A Mariana Maziero estuda jornalismo numa universidade do ABC paulista e com mais dois amigos, está escrevendo matéria sobre vinhos. Um dos tópicos é sobre a mulher nesse pedaço. Mas o que ela quer mesmo saber é sobre as confrarias de vinhos: o que é discutido nesses clubes, como participar, como e quando são realizados os encontros, que cursos são ministrados, que tipo de vinho é mais consumido pelo sexo feminino, ou até mesmo o tipo de vinho indicado ao nosso sexo, como a mulher é vista nesse cenário? Ufa! E as perguntas não acabam aqui. Vamos lá.
Uma confraria pode ser definida como um grupo de pessoas que se reúne periodicamente para provar e debater sobre vinhos, sobre o assunto que mais lhe interessa, motivo desses encontros. Isso acontece desde os tempos de escola, de modo impositivo, quando éramos chamados para “grupos” de estudo, seminários disso e daquilo.
O que é discutido nesse grupo (ou confraria)? Ora, nas palavras de uma das maiores degustadoras e críticas de vinho do mundo, a inglesa Jancis Robinson, “vinho é simplesmente a bebida mais deliciosa, variada e mais complexa do planeta”.

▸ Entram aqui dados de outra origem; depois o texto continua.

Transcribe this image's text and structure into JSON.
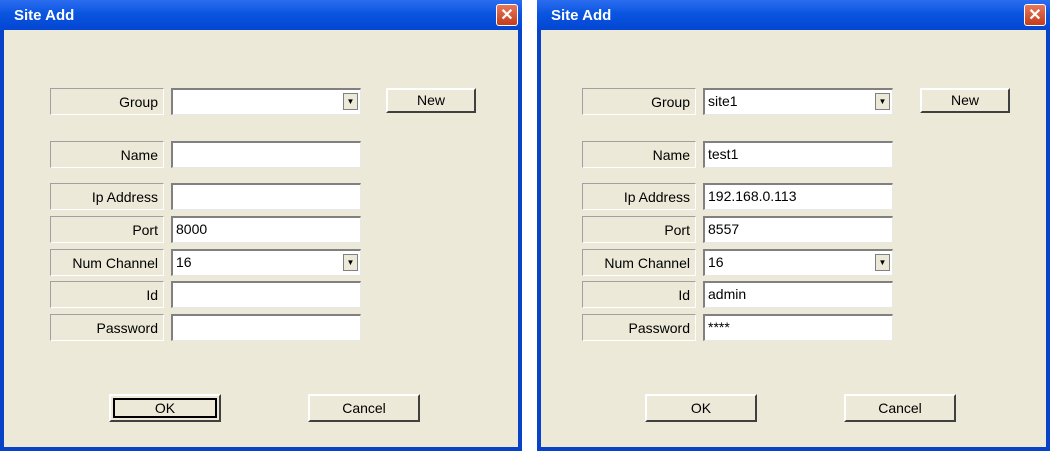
{
  "dialogs": [
    {
      "title": "Site Add",
      "labels": {
        "group": "Group",
        "name": "Name",
        "ip": "Ip Address",
        "port": "Port",
        "channel": "Num Channel",
        "id": "Id",
        "password": "Password"
      },
      "values": {
        "group": "",
        "name": "",
        "ip": "",
        "port": "8000",
        "channel": "16",
        "id": "",
        "password": ""
      },
      "buttons": {
        "new": "New",
        "ok": "OK",
        "cancel": "Cancel"
      }
    },
    {
      "title": "Site Add",
      "labels": {
        "group": "Group",
        "name": "Name",
        "ip": "Ip Address",
        "port": "Port",
        "channel": "Num Channel",
        "id": "Id",
        "password": "Password"
      },
      "values": {
        "group": "site1",
        "name": "test1",
        "ip": "192.168.0.113",
        "port": "8557",
        "channel": "16",
        "id": "admin",
        "password": "****"
      },
      "buttons": {
        "new": "New",
        "ok": "OK",
        "cancel": "Cancel"
      }
    }
  ],
  "icons": {
    "close": "close-icon",
    "dropdown": "dropdown-arrow-icon"
  },
  "colors": {
    "titlebar": "#0a55e0",
    "dialog_bg": "#ece9d8",
    "close": "#d24f2d"
  }
}
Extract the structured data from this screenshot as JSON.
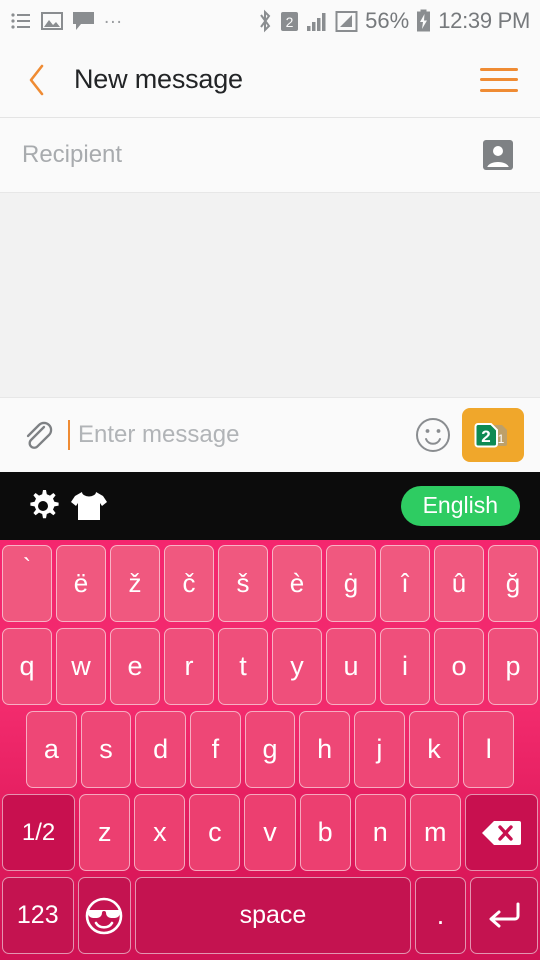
{
  "statusbar": {
    "left_icons": [
      "list-icon",
      "image-icon",
      "message-icon",
      "overflow-dots-icon"
    ],
    "right_icons": [
      "bluetooth-icon",
      "sim2-icon",
      "signal-icon",
      "signal-secondary-icon",
      "battery-charging-icon"
    ],
    "overflow": "...",
    "battery_percent": "56%",
    "time": "12:39 PM"
  },
  "appbar": {
    "back_icon": "chevron-left-icon",
    "title": "New message",
    "menu_icon": "hamburger-menu-icon",
    "accent_color": "#ef8b33"
  },
  "recipient": {
    "placeholder": "Recipient",
    "value": "",
    "contact_icon": "contact-picker-icon"
  },
  "compose": {
    "attach_icon": "paperclip-icon",
    "placeholder": "Enter message",
    "value": "",
    "emoji_icon": "smiley-face-icon",
    "send": {
      "icon": "sim2-send-icon",
      "sim_label": "2",
      "sim_secondary_label": "1",
      "background": "#f0a72b",
      "sim_color": "#0e8a53"
    }
  },
  "keyboard_toolbar": {
    "settings_icon": "gear-icon",
    "theme_icon": "tshirt-icon",
    "language_label": "English",
    "language_color": "#2ecc62",
    "background": "#0c0c0c"
  },
  "keyboard": {
    "theme_colors": {
      "background_top": "#f4266e",
      "background_bottom": "#cf1254",
      "key_light": "#f0587f",
      "key_dark": "#c41350"
    },
    "rows": [
      {
        "name": "accent-row",
        "keys": [
          {
            "label": "`",
            "name": "key-grave"
          },
          {
            "label": "ë",
            "name": "key-e-diaeresis"
          },
          {
            "label": "ž",
            "name": "key-z-caron"
          },
          {
            "label": "č",
            "name": "key-c-caron"
          },
          {
            "label": "š",
            "name": "key-s-caron"
          },
          {
            "label": "è",
            "name": "key-e-grave"
          },
          {
            "label": "ġ",
            "name": "key-g-dot"
          },
          {
            "label": "î",
            "name": "key-i-circumflex"
          },
          {
            "label": "û",
            "name": "key-u-circumflex"
          },
          {
            "label": "ğ",
            "name": "key-g-breve"
          }
        ]
      },
      {
        "name": "qwerty-row",
        "keys": [
          {
            "label": "q",
            "name": "key-q"
          },
          {
            "label": "w",
            "name": "key-w"
          },
          {
            "label": "e",
            "name": "key-e"
          },
          {
            "label": "r",
            "name": "key-r"
          },
          {
            "label": "t",
            "name": "key-t"
          },
          {
            "label": "y",
            "name": "key-y"
          },
          {
            "label": "u",
            "name": "key-u"
          },
          {
            "label": "i",
            "name": "key-i"
          },
          {
            "label": "o",
            "name": "key-o"
          },
          {
            "label": "p",
            "name": "key-p"
          }
        ]
      },
      {
        "name": "asdf-row",
        "keys": [
          {
            "label": "a",
            "name": "key-a"
          },
          {
            "label": "s",
            "name": "key-s"
          },
          {
            "label": "d",
            "name": "key-d"
          },
          {
            "label": "f",
            "name": "key-f"
          },
          {
            "label": "g",
            "name": "key-g"
          },
          {
            "label": "h",
            "name": "key-h"
          },
          {
            "label": "j",
            "name": "key-j"
          },
          {
            "label": "k",
            "name": "key-k"
          },
          {
            "label": "l",
            "name": "key-l"
          }
        ]
      },
      {
        "name": "zxcv-row",
        "keys": [
          {
            "label": "1/2",
            "name": "key-page-toggle"
          },
          {
            "label": "z",
            "name": "key-z"
          },
          {
            "label": "x",
            "name": "key-x"
          },
          {
            "label": "c",
            "name": "key-c"
          },
          {
            "label": "v",
            "name": "key-v"
          },
          {
            "label": "b",
            "name": "key-b"
          },
          {
            "label": "n",
            "name": "key-n"
          },
          {
            "label": "m",
            "name": "key-m"
          },
          {
            "label": "",
            "name": "key-backspace",
            "icon": "backspace-icon"
          }
        ]
      },
      {
        "name": "bottom-row",
        "keys": [
          {
            "label": "123",
            "name": "key-numeric"
          },
          {
            "label": "",
            "name": "key-emoji",
            "icon": "sunglasses-emoji-icon"
          },
          {
            "label": "space",
            "name": "key-space"
          },
          {
            "label": ".",
            "name": "key-period"
          },
          {
            "label": "",
            "name": "key-enter",
            "icon": "enter-return-icon"
          }
        ]
      }
    ]
  }
}
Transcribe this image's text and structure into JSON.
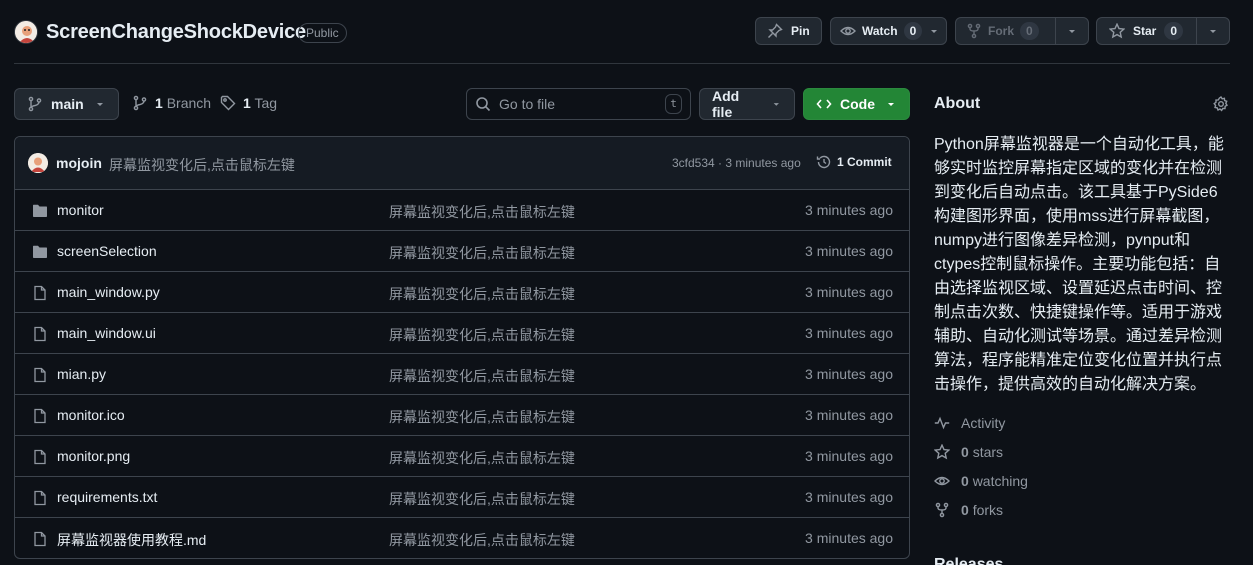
{
  "repo": {
    "name": "ScreenChangeShockDevice",
    "visibility": "Public"
  },
  "header_actions": {
    "pin_label": "Pin",
    "watch_label": "Watch",
    "watch_count": "0",
    "fork_label": "Fork",
    "fork_count": "0",
    "star_label": "Star",
    "star_count": "0"
  },
  "toolbar": {
    "branch": "main",
    "branches_count": "1",
    "branches_label": "Branch",
    "tags_count": "1",
    "tags_label": "Tag",
    "goto_placeholder": "Go to file",
    "goto_shortcut": "t",
    "add_file_label": "Add file",
    "code_label": "Code"
  },
  "latest_commit": {
    "author": "mojoin",
    "message": "屏幕监视变化后,点击鼠标左键",
    "sha_time": "3cfd534 · 3 minutes ago",
    "commits_label": "1 Commit"
  },
  "files": [
    {
      "name": "monitor",
      "type": "folder",
      "message": "屏幕监视变化后,点击鼠标左键",
      "time": "3 minutes ago"
    },
    {
      "name": "screenSelection",
      "type": "folder",
      "message": "屏幕监视变化后,点击鼠标左键",
      "time": "3 minutes ago"
    },
    {
      "name": "main_window.py",
      "type": "file",
      "message": "屏幕监视变化后,点击鼠标左键",
      "time": "3 minutes ago"
    },
    {
      "name": "main_window.ui",
      "type": "file",
      "message": "屏幕监视变化后,点击鼠标左键",
      "time": "3 minutes ago"
    },
    {
      "name": "mian.py",
      "type": "file",
      "message": "屏幕监视变化后,点击鼠标左键",
      "time": "3 minutes ago"
    },
    {
      "name": "monitor.ico",
      "type": "file",
      "message": "屏幕监视变化后,点击鼠标左键",
      "time": "3 minutes ago"
    },
    {
      "name": "monitor.png",
      "type": "file",
      "message": "屏幕监视变化后,点击鼠标左键",
      "time": "3 minutes ago"
    },
    {
      "name": "requirements.txt",
      "type": "file",
      "message": "屏幕监视变化后,点击鼠标左键",
      "time": "3 minutes ago"
    },
    {
      "name": "屏幕监视器使用教程.md",
      "type": "file",
      "message": "屏幕监视变化后,点击鼠标左键",
      "time": "3 minutes ago"
    }
  ],
  "about": {
    "title": "About",
    "description": "Python屏幕监视器是一个自动化工具，能够实时监控屏幕指定区域的变化并在检测到变化后自动点击。该工具基于PySide6构建图形界面，使用mss进行屏幕截图，numpy进行图像差异检测，pynput和ctypes控制鼠标操作。主要功能包括：自由选择监视区域、设置延迟点击时间、控制点击次数、快捷键操作等。适用于游戏辅助、自动化测试等场景。通过差异检测算法，程序能精准定位变化位置并执行点击操作，提供高效的自动化解决方案。",
    "activity_label": "Activity",
    "stars_count": "0",
    "stars_label": "stars",
    "watching_count": "0",
    "watching_label": "watching",
    "forks_count": "0",
    "forks_label": "forks"
  },
  "releases_title": "Releases",
  "colors": {
    "background": "#0d1117",
    "border": "#3d444d",
    "code_button": "#238636",
    "muted_text": "#9198a1"
  }
}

- Para mim é incrível que o suco fermentado de uma única fruta, a uva, pode oferecer tantos e tão diferentes estilos em forma líquida. De cor quase branca, leve ao rico púrpura quase preto, macio e encorpado. Vem parado ou é um espumante, pode ser seco, sequíssimo ou doce, dulcíssimo.
E tudo isso vem do trabalho do vinicultor e da natureza. A uva pode oferecer um vinho de menos de 8% de álcool, passando pela média de 13,5% até mais de 15%. E, mais, os melhores vinhos têm a habilidade de durar por décadas (às vezes, por séculos). E não apenas durar, mas de melhorar com o tempo. Essa é a marca que definitivamente o diferencia de qualquer outra bebida. Além de tudo isso, o vinho carrega com ele muita história, a própria história da humanidade. E geografia para ele é crucial. Ele pode ser produzido por uma grande indústria ou por apenas uma pessoa, artesanalmente.
Poderíamos continuar e continuar. E tudo acima (e muito mais) é debatido, discutido, assim como num grupo de pessoas interessadas por futebol, culinária ou pôquer – as perguntas e o interesse são intermináveis. Como os tintos fermentam? E os brancos? Como conseguem suas cores, seus aromas, sabores? Como prova-los corretamente? Com que comidas eles podem combinar? Quais as temperaturas certas para servir essa bebida? As perguntas nunca acabam.
Qualquer pessoa pode ingressar numa confraria – basta ter o mesmo interesse por vinho, sem que necessite ser especializado ou um sommelier.
Agora, é bom diferenciar uma confraria, tal como a apresentei acima de um clube de vinho – que é uma entidade que cobra uma taxa periódica para que você receba determinados vinhos em casa. Ou para que você participe de reuniões de degustações assistidas por uma pessoa especializada. Ou mesmo para que você participe de cursos sobre vinhos.
No final, uma confraria acaba promovendo essas degustações e cursos, na medida em que o grupo aumenta. Acaba também sugerindo uma taxa para a compra de vinhos e até o aluguel de um espaço onde a turma possa se reunir.
Para que se tenha uma idéia da força que uma confraria ou um clube pode ter: um levantamento feito em 2004 pela vinícolas da Califórnia (o maior estado produtor de vinhos dos EUA) revela que 24% das vendas diretas de vinhos foram feitas para clubes (ou confrarias). É uma senhora fatia de mercado. Acho que nenhuma marca de vinho tem, sozinha, essa participação em vendas, em qualquer parte do mundo.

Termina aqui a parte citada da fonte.